Progressive difficulty emerged from using the same well-tuned patterns at increasing speeds and with premium items appearing after players travel significant distance. One good pattern automatically becomes four difficulty variations without adding randomness.
Universal Trainer Compatibility — Smart trainers don't all speak the same Bluetooth language. Some broadcast FTMS (the official standard), others use the older Cycling Power Service, and some expose both simultaneously. My development trainer—an Elite Suito—only used Cycling Power Service, forcing immediate support for both protocols or the game wouldn't work on my own hardware.
FTMS provides comprehensive metrics in a single data packet. Cycling Power Service requires parsing optional crank revolution data—cumulative revolution count plus timestamp—then calculating RPM from the difference between consecutive readings.

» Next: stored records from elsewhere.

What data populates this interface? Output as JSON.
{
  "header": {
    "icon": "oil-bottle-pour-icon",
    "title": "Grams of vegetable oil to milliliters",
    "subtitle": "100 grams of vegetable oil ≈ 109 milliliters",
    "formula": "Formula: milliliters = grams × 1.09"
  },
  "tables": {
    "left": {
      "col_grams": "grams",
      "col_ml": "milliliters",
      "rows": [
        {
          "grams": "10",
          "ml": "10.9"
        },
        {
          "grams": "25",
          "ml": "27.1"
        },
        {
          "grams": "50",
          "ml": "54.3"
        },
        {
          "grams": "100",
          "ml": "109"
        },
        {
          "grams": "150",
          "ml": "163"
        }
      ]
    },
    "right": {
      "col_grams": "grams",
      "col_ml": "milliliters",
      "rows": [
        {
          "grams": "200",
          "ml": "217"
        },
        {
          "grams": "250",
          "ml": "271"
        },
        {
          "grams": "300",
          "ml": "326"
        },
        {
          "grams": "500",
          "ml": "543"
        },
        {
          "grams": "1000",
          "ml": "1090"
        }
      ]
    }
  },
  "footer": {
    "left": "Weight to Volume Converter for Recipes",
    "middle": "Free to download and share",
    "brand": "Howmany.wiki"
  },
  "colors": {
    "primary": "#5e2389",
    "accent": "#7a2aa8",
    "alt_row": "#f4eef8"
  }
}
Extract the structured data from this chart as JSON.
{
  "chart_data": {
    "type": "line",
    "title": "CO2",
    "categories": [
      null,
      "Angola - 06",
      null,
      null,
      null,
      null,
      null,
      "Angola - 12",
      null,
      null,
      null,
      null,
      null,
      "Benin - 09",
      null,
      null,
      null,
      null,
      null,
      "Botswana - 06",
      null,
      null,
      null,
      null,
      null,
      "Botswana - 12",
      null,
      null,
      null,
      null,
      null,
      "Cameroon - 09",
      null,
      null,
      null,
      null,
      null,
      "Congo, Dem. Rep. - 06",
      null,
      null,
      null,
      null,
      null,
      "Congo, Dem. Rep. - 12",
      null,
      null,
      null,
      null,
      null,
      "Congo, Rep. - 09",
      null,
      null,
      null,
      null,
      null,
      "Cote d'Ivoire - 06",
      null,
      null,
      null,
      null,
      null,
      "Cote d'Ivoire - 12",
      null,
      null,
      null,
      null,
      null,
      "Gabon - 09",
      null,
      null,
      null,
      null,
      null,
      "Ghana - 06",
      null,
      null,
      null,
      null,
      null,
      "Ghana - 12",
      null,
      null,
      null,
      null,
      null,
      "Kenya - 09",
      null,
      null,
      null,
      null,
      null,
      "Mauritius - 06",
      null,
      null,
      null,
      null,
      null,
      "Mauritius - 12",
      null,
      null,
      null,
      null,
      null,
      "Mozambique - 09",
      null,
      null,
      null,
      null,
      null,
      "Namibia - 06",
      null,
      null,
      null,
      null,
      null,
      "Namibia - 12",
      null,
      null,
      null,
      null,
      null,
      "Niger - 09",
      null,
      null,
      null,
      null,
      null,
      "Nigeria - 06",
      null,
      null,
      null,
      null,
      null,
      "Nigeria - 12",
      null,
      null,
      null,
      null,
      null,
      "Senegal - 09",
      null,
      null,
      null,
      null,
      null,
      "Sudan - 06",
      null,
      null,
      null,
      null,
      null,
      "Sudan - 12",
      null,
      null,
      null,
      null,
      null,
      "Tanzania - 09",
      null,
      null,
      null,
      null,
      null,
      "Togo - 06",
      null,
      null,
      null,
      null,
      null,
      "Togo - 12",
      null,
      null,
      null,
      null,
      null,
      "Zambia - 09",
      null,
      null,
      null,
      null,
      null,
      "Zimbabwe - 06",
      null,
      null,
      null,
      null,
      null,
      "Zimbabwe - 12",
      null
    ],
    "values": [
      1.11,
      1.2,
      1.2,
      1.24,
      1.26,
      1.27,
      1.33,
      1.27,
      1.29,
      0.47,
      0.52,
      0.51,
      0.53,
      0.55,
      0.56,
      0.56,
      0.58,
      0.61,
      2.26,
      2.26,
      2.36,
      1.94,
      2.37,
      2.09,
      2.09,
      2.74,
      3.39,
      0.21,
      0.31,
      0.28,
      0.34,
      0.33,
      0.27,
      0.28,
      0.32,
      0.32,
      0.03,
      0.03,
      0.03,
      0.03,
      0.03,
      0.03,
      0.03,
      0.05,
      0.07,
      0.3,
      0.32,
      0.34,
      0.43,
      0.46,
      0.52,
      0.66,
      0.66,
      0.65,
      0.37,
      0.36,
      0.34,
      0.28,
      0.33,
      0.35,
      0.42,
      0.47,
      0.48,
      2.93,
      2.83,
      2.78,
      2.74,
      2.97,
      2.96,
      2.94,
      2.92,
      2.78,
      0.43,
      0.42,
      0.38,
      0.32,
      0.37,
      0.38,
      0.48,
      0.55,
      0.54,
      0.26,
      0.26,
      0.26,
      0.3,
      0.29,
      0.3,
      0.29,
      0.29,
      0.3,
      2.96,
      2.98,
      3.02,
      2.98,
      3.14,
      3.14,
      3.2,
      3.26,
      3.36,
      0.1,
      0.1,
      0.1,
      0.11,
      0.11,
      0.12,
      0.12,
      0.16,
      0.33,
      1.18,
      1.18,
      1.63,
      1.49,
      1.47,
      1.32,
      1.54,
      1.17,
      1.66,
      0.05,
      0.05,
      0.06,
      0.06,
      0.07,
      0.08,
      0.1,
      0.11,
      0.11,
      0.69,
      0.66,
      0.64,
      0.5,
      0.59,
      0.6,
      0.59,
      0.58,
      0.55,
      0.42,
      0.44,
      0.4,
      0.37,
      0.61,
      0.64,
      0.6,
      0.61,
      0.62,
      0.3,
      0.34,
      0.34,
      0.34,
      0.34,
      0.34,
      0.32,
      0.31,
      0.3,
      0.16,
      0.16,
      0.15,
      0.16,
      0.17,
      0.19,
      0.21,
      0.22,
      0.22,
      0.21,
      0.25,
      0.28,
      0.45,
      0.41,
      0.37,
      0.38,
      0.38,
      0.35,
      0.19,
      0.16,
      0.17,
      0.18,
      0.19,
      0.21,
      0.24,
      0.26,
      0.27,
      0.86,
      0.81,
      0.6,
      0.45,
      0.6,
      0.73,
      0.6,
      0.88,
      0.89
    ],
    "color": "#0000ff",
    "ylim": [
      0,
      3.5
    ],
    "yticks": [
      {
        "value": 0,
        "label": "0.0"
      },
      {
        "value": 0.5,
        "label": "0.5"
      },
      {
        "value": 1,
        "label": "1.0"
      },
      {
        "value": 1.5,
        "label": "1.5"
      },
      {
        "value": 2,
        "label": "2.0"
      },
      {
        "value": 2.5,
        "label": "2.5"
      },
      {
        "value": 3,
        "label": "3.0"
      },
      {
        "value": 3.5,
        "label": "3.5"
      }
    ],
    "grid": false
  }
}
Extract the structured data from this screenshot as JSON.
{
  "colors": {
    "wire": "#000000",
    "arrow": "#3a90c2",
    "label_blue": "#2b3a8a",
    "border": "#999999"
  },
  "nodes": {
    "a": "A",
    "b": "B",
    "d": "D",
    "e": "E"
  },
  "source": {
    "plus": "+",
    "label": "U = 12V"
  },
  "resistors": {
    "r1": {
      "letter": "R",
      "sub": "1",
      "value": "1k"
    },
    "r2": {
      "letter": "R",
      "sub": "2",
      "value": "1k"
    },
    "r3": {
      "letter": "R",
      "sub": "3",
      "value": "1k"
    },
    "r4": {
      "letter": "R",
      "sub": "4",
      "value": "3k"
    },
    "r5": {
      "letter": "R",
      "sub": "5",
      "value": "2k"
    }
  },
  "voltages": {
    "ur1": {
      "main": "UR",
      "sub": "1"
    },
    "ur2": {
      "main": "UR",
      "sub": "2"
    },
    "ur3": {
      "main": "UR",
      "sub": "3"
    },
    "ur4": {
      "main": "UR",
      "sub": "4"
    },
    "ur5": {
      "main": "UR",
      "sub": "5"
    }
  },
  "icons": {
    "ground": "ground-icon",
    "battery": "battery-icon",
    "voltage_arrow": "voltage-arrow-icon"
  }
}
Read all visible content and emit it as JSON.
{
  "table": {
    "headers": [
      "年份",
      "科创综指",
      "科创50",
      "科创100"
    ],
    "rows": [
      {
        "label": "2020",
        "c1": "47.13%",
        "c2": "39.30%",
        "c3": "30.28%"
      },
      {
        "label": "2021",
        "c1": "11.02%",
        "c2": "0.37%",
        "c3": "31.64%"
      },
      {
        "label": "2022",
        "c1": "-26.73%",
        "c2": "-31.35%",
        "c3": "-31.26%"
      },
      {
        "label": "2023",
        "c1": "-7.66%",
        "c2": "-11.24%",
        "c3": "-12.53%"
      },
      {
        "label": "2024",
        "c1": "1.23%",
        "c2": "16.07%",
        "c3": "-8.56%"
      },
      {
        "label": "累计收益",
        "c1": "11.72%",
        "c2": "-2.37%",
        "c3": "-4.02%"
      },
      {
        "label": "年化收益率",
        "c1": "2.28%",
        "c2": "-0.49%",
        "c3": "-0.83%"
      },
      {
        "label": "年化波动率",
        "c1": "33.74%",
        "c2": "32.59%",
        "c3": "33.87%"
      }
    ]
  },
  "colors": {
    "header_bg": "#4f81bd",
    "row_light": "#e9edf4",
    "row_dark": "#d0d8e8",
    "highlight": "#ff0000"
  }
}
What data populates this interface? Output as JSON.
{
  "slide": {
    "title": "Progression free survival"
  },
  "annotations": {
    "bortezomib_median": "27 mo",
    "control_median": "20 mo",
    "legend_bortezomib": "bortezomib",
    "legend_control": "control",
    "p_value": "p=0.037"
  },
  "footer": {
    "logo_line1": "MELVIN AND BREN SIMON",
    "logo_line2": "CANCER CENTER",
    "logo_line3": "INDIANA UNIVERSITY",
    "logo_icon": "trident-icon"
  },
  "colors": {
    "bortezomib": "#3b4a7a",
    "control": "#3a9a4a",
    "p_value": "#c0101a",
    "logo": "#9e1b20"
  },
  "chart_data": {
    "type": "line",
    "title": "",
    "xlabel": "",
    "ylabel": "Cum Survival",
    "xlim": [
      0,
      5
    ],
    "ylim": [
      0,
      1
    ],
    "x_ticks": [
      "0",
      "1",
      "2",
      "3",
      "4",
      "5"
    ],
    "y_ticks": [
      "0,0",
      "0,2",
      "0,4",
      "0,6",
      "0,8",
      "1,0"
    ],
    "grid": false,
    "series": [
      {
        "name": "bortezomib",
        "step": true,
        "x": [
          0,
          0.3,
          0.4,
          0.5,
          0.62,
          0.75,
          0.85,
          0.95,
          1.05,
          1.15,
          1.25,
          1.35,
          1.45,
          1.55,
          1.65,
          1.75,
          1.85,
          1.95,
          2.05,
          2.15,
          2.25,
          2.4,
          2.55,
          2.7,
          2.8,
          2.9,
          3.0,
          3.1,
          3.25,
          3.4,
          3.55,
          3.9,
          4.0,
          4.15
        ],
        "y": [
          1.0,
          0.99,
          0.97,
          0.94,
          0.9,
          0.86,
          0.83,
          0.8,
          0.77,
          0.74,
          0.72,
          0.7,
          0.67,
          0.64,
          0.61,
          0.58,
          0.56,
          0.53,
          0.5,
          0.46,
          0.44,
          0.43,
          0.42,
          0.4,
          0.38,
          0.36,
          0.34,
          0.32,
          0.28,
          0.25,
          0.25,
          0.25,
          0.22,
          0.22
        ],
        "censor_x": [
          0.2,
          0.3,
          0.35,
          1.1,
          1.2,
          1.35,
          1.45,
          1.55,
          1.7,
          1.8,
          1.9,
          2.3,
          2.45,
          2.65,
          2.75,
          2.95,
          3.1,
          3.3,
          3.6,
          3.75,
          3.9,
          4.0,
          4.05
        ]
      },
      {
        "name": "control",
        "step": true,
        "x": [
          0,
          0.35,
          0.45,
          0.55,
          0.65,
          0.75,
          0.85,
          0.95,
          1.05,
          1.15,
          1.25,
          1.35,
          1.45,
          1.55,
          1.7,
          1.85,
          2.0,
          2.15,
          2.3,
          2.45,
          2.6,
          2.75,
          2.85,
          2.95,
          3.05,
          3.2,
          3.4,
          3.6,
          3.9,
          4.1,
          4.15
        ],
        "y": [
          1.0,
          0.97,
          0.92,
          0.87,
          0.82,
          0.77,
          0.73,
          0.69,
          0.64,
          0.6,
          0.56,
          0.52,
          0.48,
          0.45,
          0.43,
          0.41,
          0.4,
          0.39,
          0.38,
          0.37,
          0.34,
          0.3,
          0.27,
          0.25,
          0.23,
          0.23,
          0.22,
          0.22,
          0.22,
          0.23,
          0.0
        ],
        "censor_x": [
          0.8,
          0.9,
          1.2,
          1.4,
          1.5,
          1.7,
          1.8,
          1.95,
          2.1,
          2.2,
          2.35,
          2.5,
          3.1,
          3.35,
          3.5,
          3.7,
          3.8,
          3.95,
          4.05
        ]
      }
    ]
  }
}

The implementation detects available protocols automatically and falls back gracefully. It also handles cadence decay detection: when players stop pedaling, trainers stop sending data updates. Without decay logic, cadence would freeze at the last value indefinitely. The solution: if no updates for half a second, cadence drops to zero and BB descends smoothly.
Polish and Feel — Real trainers' flywheels decelerate quickly when power drops—physically accurate for the trainer, but it doesn't match outdoor cycling where body mass provides momentum. The solution separates what affects scoring from what affects visuals. Distance accumulation for points uses actual trainer speed, but screen scrolling uses smoothed visual velocity. This creates realistic "coasting" feel while maintaining workout accuracy.
The HUD evolved from text-heavy labels to a clean segmented power bar with color-coded zones and minimal text. Activity history tracks cumulative statistics and individual sessions, with FIT file export bridging arcade gaming and serious training platforms like Strava.
Preparing for Launch
Beta testing targets diverse hardware (multiple trainer brands and firmware versions) and user types (serious cyclists, casual exercisers, children, non-cyclists). Structured feedback surveys explore session duration preferences, difficulty appropriateness, physics feel, and feature priorities.
Comprehensive technical documentation serves as a template for the remaining four Cadence Arcade games. Every solved problem—physics engine structure, Bluetooth integration, pattern generation frameworks, scoring systems—becomes reusable infrastructure.
What I Learned
Use AI Like a Team — I used Claude and Claude Code throughout to work through this project. I encountered a lot of issues that helped me to refine my process and came to a workflow that worked really nicely to utilize the strengths of each to good effect. Specifically, I leaned heavily on Claude as my conceptual partner to work through any fundamental ideas around gameplay, interaction design, marketing, etc. since its Projects structure allowed it to have deep knowledge of my goals and the history for the project. This was quite different from Claude Code, which had a ton of knowledge of the code base, but very little project knowledge. In the end, I found a good rhythm of working out ideas in Claude, having Claude help develop prompts to feed to Claude Code to implement our ideas. This helped me maintain incredibly fast momentum, with less (though not zero) bad assumptions about what I was trying to accomplish.
Hardware diversity matters early — Protocol incompatibilities with certain trainer models emerged late in development. Earlier testing across the full hardware matrix would have surfaced edge cases sooner.
Player validation trumps metrics — Make the experience great and success will follow. Kids enthusiastically demanding trainer time confirmed the concept better than any analytics dashboard could. Make it fun first; fitness follows naturally.
Document for future-you — Comprehensive guides for physics tuning, Bluetooth integration, and pattern design are paying dividends as I build the remaining Cadence Arcade games. Every solved problem becomes reusable infrastructure.